Dix-neuf accords bilatéraux ont été signés au Rwanda et d’autres devraient être annoncés dans les prochains jours à Dar Es-Salam et à Addis-Abeba. L’équation marocaine est complexe : ses soutiens historiques, majoritairement en Afrique occidentale et centrale, ne sont pas les plus dynamiques économiquement ni les plus vertueux démocratiquement. De l’autre côté, Mohammed VI est particulièrement attiré par « la nouvelle génération de dirigeants pragmatiques et ambitieux pour le continent », que lui font découvrir ses conseillers diplomatiques. Paul Kagamé, dirigeant autoritaire et bâtisseur d’un nouveau Rwanda, correspond parfaitement au nouveau ton de la diplomatie marocaine, plus abrasif avec la France et les pays occidentaux.

A Kigali, le chef de l’État marocain affiche ainsi sa proximité avec un dirigeant hostile à Paris, quatre mois après l’avoir reçu à Casablanca. Trente-deux ans après avoir claqué la porte, Rabat travaille à son retour au sein de l’Union africaine (UA). Pressé par des pays amis (Sénégal, Gabon, Congo, etc.), le Maroc a fini par admettre l’inefficacité de sa politique de la chaise vide.

Lors du dernier sommet de l’UA, dans la capitale rwandaise en juillet, leur complicité a débouché sur la demande de réintégration de Rabat dans l’organisation panafricaine, sous la forme d’une motion signée par 28 pays. Le lobbying des diplomates marocains a été facilité par Paul Kagamé, lui-même, hôte du sommet. La présence de Mohammed VI avait même été évoquée, avant d’être annulée. Le roi a cependant officialisé au même moment par courrier sa volonté que le Maroc réintègre « sa place naturelle » dans l’UA. Le prochain sommet de l’UA, prévu à Addis-Abeba, en janvier 2017 devrait être décisif. En effet, après la motion en faveur du Maroc, un vote au sein de la Commission de l’UA est encore nécessaire.
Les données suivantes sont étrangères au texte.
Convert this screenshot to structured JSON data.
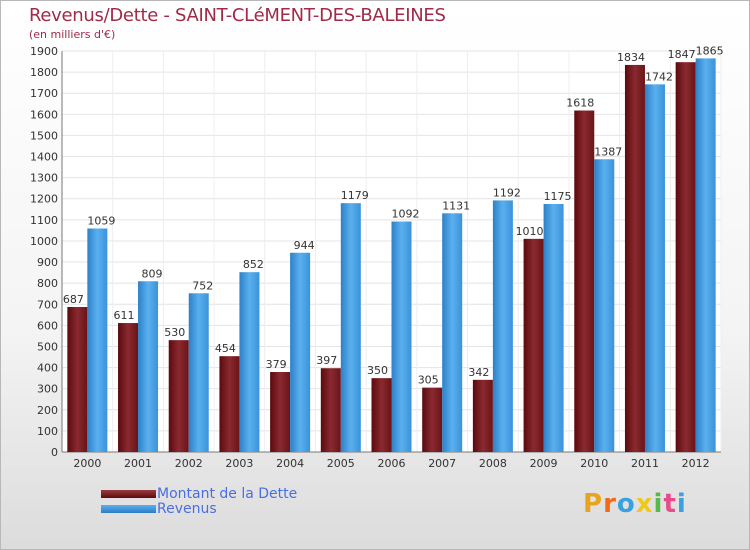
{
  "header": {
    "title": "Revenus/Dette - SAINT-CLéMENT-DES-BALEINES",
    "subtitle": "(en milliers d'€)"
  },
  "chart_data": {
    "type": "bar",
    "title": "Revenus/Dette - SAINT-CLéMENT-DES-BALEINES",
    "subtitle": "(en milliers d'€)",
    "categories": [
      "2000",
      "2001",
      "2002",
      "2003",
      "2004",
      "2005",
      "2006",
      "2007",
      "2008",
      "2009",
      "2010",
      "2011",
      "2012"
    ],
    "series": [
      {
        "name": "Montant de la Dette",
        "color": "#7a1f24",
        "values": [
          687,
          611,
          530,
          454,
          379,
          397,
          350,
          305,
          342,
          1010,
          1618,
          1834,
          1847
        ]
      },
      {
        "name": "Revenus",
        "color": "#3f96dc",
        "values": [
          1059,
          809,
          752,
          852,
          944,
          1179,
          1092,
          1131,
          1192,
          1175,
          1387,
          1742,
          1865
        ]
      }
    ],
    "value_labels": [
      [
        "687",
        "611",
        "530",
        "454",
        "379",
        "397",
        "350",
        "305",
        "342",
        "1010",
        "1618",
        "1834",
        "1847"
      ],
      [
        "1059",
        "809",
        "752",
        "852",
        "944",
        "1179",
        "1092",
        "1131",
        "1192",
        "1175",
        "1387",
        "1742",
        "1865"
      ]
    ],
    "ylim": [
      0,
      1900
    ],
    "yticks": [
      "0",
      "100",
      "200",
      "300",
      "400",
      "500",
      "600",
      "700",
      "800",
      "900",
      "1000",
      "1100",
      "1200",
      "1300",
      "1400",
      "1500",
      "1600",
      "1700",
      "1800",
      "1900"
    ],
    "grid": true,
    "legend_position": "bottom-left"
  },
  "legend": {
    "items": [
      {
        "label": "Montant de la Dette",
        "color": "#7a1f24"
      },
      {
        "label": "Revenus",
        "color": "#3f96dc"
      }
    ]
  },
  "logo": {
    "text": "Proxiti",
    "letters": [
      "P",
      "r",
      "o",
      "x",
      "i",
      "t",
      "i"
    ],
    "colors": [
      "#e8a41c",
      "#f06a1a",
      "#3aa0e0",
      "#f0c81a",
      "#58b84a",
      "#e84a8a",
      "#3aa0e0"
    ]
  }
}
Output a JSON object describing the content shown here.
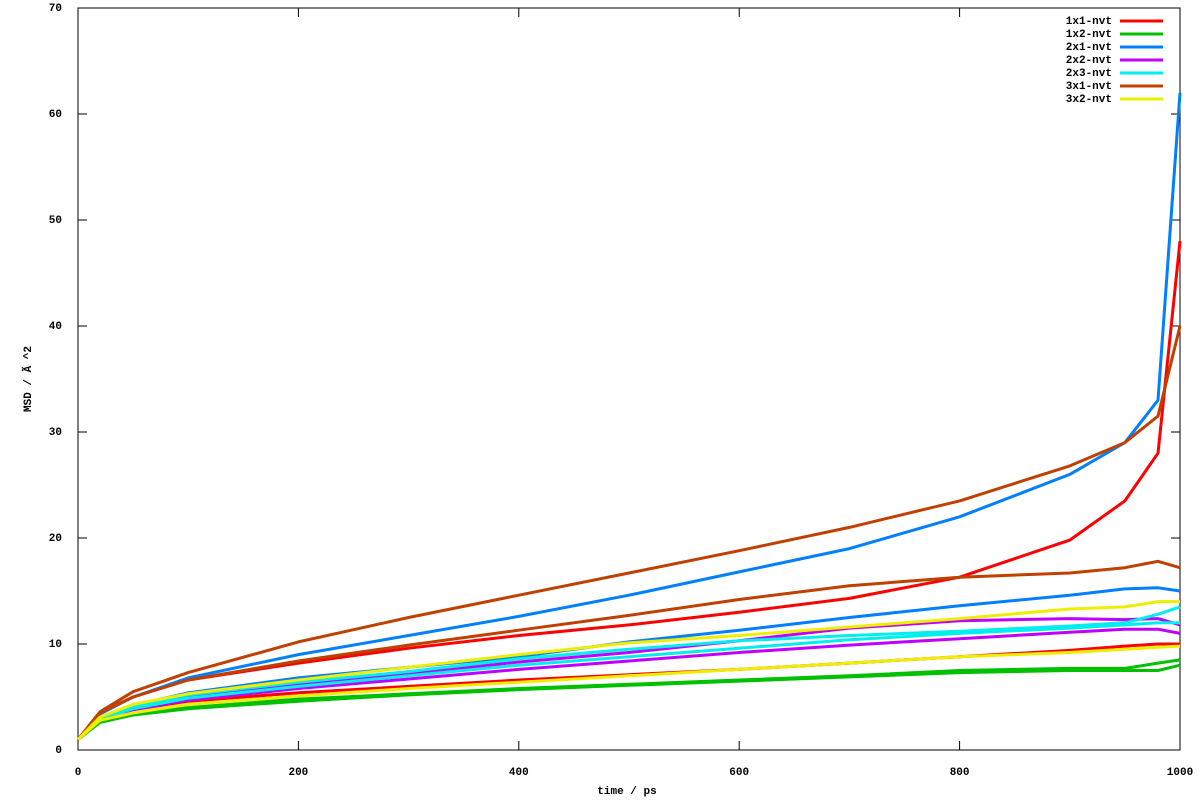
{
  "chart_data": {
    "type": "line",
    "xlabel": "time / ps",
    "ylabel": "MSD / Ã ^2",
    "x": [
      0,
      20,
      50,
      100,
      200,
      300,
      400,
      500,
      600,
      700,
      800,
      900,
      950,
      980,
      1000
    ],
    "xlim": [
      0,
      1000
    ],
    "xticks": [
      0,
      200,
      400,
      600,
      800,
      1000
    ],
    "ylim": [
      0,
      70
    ],
    "yticks": [
      0,
      10,
      20,
      30,
      40,
      50,
      60,
      70
    ],
    "grid": false,
    "legend": "top-right",
    "series": [
      {
        "name": "1x1-nvt",
        "color": "#ff0000",
        "values": [
          [
            1,
            3.5,
            5,
            6.6,
            8.2,
            9.6,
            10.8,
            11.8,
            13,
            14.3,
            16.3,
            19.8,
            23.5,
            28,
            48
          ],
          [
            1,
            3,
            3.8,
            4.6,
            5.4,
            6,
            6.6,
            7.1,
            7.6,
            8.2,
            8.8,
            9.4,
            9.8,
            10,
            10
          ]
        ]
      },
      {
        "name": "1x2-nvt",
        "color": "#00c000",
        "values": [
          [
            1,
            2.7,
            3.4,
            4,
            4.8,
            5.3,
            5.8,
            6.2,
            6.6,
            7,
            7.5,
            7.7,
            7.7,
            8.2,
            8.5
          ],
          [
            1,
            2.6,
            3.3,
            3.9,
            4.6,
            5.2,
            5.7,
            6.1,
            6.5,
            6.9,
            7.3,
            7.5,
            7.5,
            7.5,
            8
          ]
        ]
      },
      {
        "name": "2x1-nvt",
        "color": "#0080ff",
        "values": [
          [
            1,
            3.4,
            5,
            6.8,
            9,
            10.8,
            12.6,
            14.6,
            16.8,
            19,
            22,
            26,
            29,
            33,
            62
          ],
          [
            1,
            3,
            4.2,
            5.4,
            6.8,
            7.8,
            8.8,
            10.2,
            11.3,
            12.5,
            13.6,
            14.6,
            15.2,
            15.3,
            15
          ]
        ]
      },
      {
        "name": "2x2-nvt",
        "color": "#c000ff",
        "values": [
          [
            1,
            3,
            4,
            5,
            6.2,
            7.2,
            8.3,
            9.2,
            10.3,
            11.5,
            12.2,
            12.4,
            12.3,
            12.4,
            11.8
          ],
          [
            1,
            2.9,
            3.8,
            4.7,
            5.8,
            6.7,
            7.6,
            8.4,
            9.2,
            9.9,
            10.5,
            11.1,
            11.4,
            11.4,
            11
          ]
        ]
      },
      {
        "name": "2x3-nvt",
        "color": "#00eeee",
        "values": [
          [
            1,
            3,
            4.1,
            5.2,
            6.4,
            7.4,
            8.6,
            9.5,
            10.3,
            10.8,
            11.2,
            11.7,
            12,
            12.8,
            13.5
          ],
          [
            1,
            2.9,
            3.9,
            4.9,
            6,
            7,
            8,
            8.8,
            9.6,
            10.4,
            11,
            11.5,
            11.8,
            12,
            12
          ]
        ]
      },
      {
        "name": "3x1-nvt",
        "color": "#c04000",
        "values": [
          [
            1,
            3.6,
            5.5,
            7.3,
            10.2,
            12.5,
            14.6,
            16.7,
            18.8,
            21,
            23.5,
            26.8,
            29,
            31.5,
            40
          ],
          [
            1,
            3.5,
            5,
            6.6,
            8.4,
            9.9,
            11.3,
            12.7,
            14.2,
            15.5,
            16.3,
            16.7,
            17.2,
            17.8,
            17.2
          ]
        ]
      },
      {
        "name": "3x2-nvt",
        "color": "#eeee00",
        "values": [
          [
            1,
            3.1,
            4.3,
            5.3,
            6.6,
            7.8,
            9,
            10.1,
            10.8,
            11.6,
            12.4,
            13.3,
            13.5,
            14,
            14
          ],
          [
            1,
            2.8,
            3.5,
            4.3,
            5.1,
            5.8,
            6.4,
            7,
            7.6,
            8.2,
            8.8,
            9.2,
            9.5,
            9.7,
            9.8
          ]
        ]
      }
    ]
  }
}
Les démarches actuelles de la diplomatie marocaine semblent aussi liées à ce grand dessein. Dans le dernier mouvement d’ambassadeurs, rendu public juste avant son départ en tournée, Mohammed VI a placé des diplomates de carrière dans les capitales, de moins en moins nombreuses, qui soutiennent encore les séparatistes sahraouis. Au Nigeria, en Tanzanie et en Ouganda, en Éthiopie, les nouveaux ambassadeurs sont réputés d’excellents connaisseurs des questions africaines. Profitant de la surface diplomatique qu’offre l’organisation de la COP22 à Marrakech, le roi organise aussi le 16 novembre un sommet des chefs d’États africains, et pourrait également assister au sommet de la Francophonie à la fin du mois.